My Fuller House confessions.

An embarrassing thing to admit in print—more embarrassing than having once decided to name my lucky blanket “Jesse” after John Stamos’s Elvis-loving heartthrob; more embarrassing than having read enough tie-in novels about Stephanie Tanner to have had a favorite—is that I kind of like Fuller House.

I’m not going to tell you that the TGIF sequel, released on Netflix today, is good; I do have some pride. Like its predecessor, Fuller House is cloying and juvenile. The jokes are obvious and the audience laughter is prolonged. There are more one-liners about Kimmy Gibbler’s sex life and Stephanie Tanner’s breasts than anyone should be comfortable with. And for some inexplicable reason, Macy Gray shows up in episode three.
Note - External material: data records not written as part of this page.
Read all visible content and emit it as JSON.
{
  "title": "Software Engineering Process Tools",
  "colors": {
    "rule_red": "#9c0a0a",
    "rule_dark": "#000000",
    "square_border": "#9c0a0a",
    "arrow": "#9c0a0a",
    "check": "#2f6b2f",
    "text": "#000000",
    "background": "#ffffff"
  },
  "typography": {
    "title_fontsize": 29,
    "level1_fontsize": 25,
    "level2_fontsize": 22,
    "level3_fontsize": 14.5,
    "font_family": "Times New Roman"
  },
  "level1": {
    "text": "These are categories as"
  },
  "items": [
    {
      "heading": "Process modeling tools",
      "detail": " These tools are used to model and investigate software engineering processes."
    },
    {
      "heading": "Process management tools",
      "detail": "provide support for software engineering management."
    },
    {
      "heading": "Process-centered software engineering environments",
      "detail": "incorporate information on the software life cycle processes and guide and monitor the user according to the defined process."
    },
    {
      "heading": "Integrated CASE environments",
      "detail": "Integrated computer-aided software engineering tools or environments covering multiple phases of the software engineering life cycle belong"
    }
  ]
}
And yet. The show’s mixture of Disney-Channel affability and bland goodwill sometimes works, as long as your expectations are sufficiently lowered. Fuller House essentially flips the original’s premise: instead of two men moving in with their friend/brother-in-law to help him raise three daughters, the spin-off gives us D.J., Stephanie, and Kimmy Gibbler living in that same house to help raise D.J.’s three sons and Kimmy’s daughter. Lessons are learned, violin strings are plucked, dance routines are performed to the music of New Kids on the Block. No, it’s not good. But it’s a little bit better than it had to be.